12:00 Break for lunch.

1:00 Sit down to write.

1:30 Tidy up office. Decide that it is inefficient.

1:45 Research new organization methods online.

2:00 Implement the new system you found. It’s slightly more optimal than the last.

3:00 Feel ashamed at your lack of meaningful progress.

3:05 Research ways to overcome procrastination. Again. Surf Amazon and compare relevant books, settling on The One Surefire Solution.

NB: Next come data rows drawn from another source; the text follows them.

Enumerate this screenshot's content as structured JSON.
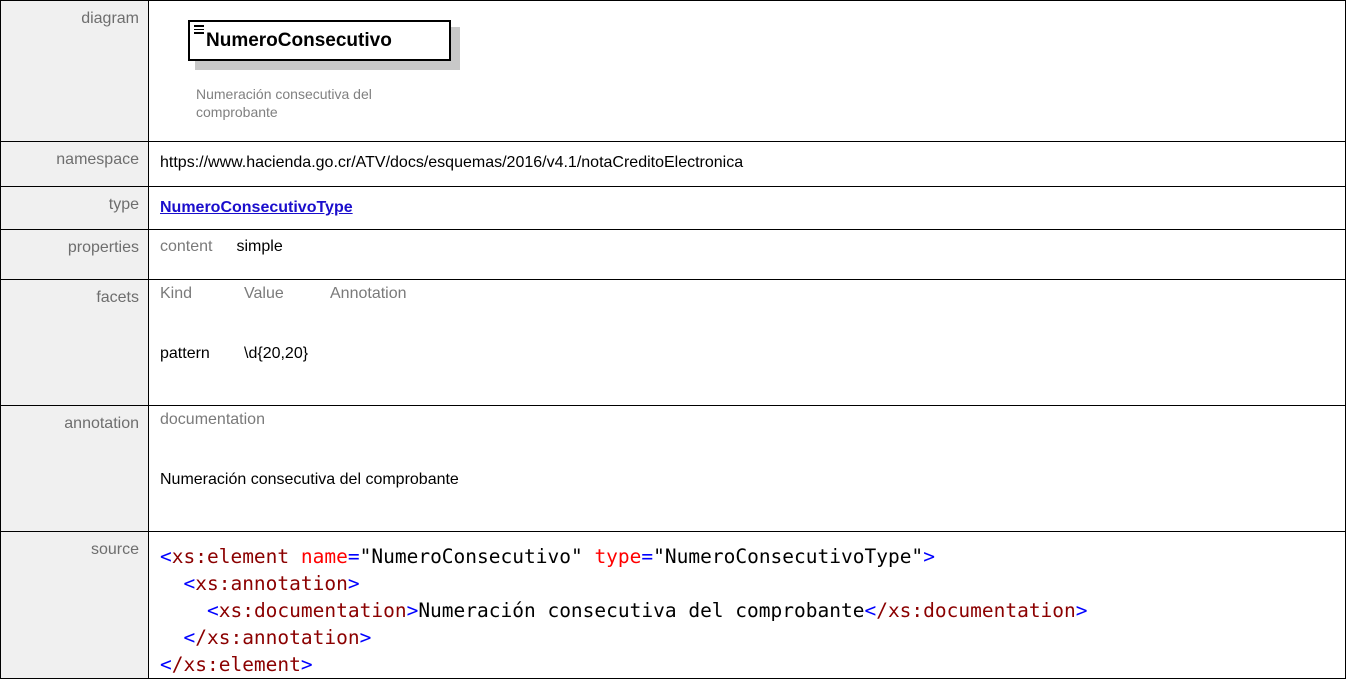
{
  "rows": {
    "diagram": {
      "label": "diagram",
      "element_name": "NumeroConsecutivo",
      "element_doc": "Numeración consecutiva del comprobante"
    },
    "namespace": {
      "label": "namespace",
      "value": "https://www.hacienda.go.cr/ATV/docs/esquemas/2016/v4.1/notaCreditoElectronica"
    },
    "type": {
      "label": "type",
      "value": "NumeroConsecutivoType"
    },
    "properties": {
      "label": "properties",
      "key": "content",
      "value": "simple"
    },
    "facets": {
      "label": "facets",
      "headers": [
        "Kind",
        "Value",
        "Annotation"
      ],
      "kind": "pattern",
      "value": "\\d{20,20}"
    },
    "annotation": {
      "label": "annotation",
      "header": "documentation",
      "value": "Numeración consecutiva del comprobante"
    },
    "source": {
      "label": "source",
      "tag_open": "xs:element",
      "attr1_name": "name",
      "attr1_value": "\"NumeroConsecutivo\"",
      "attr2_name": "type",
      "attr2_value": "\"NumeroConsecutivoType\"",
      "annotation_tag": "xs:annotation",
      "documentation_tag": "xs:documentation",
      "documentation_text": "Numeración consecutiva del comprobante",
      "close_annotation": "/xs:annotation",
      "close_element": "/xs:element"
    }
  }
}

I’m guessing that’s not what you had written down “to do.” That list was probably more like this:

  1. Write Chapter 4.
  2. Check and respond to e-mails.
  3. Pay bills online.
  4. Clean and organize office.

Here’s a tip: Keep your list. But divide it into two columns, or add another sheet. Your old list gets the same heading: “To Do.” The new list?

“Done.”

And under that heading, you have to write down everything you actually did, no matter how small, as long as it was a change of task.

Forget about other little productivity tricks and “lifehacks” for the time being. The goal of this blog is to build a house; a place to do our work. So don’t fret over the fucking wallpaper until we pour the foundation.

Once you start separating intentions and results, you will understand what productivity is. If anything, you’ll get tired of writing a new entry for every little pointless thing, because that wastes even more time. Most importantly, now you’ll see it. I’m betting that the two lists will gradually coincide, until they match. This is our foundation.

And if you think you’re too talented an artist to worry about this stuff, that lists and measurement belong in the realm of soulless businessmen, read the introductory quote again and stop kidding yourself: Your art is business. Start treating it with the same rigor.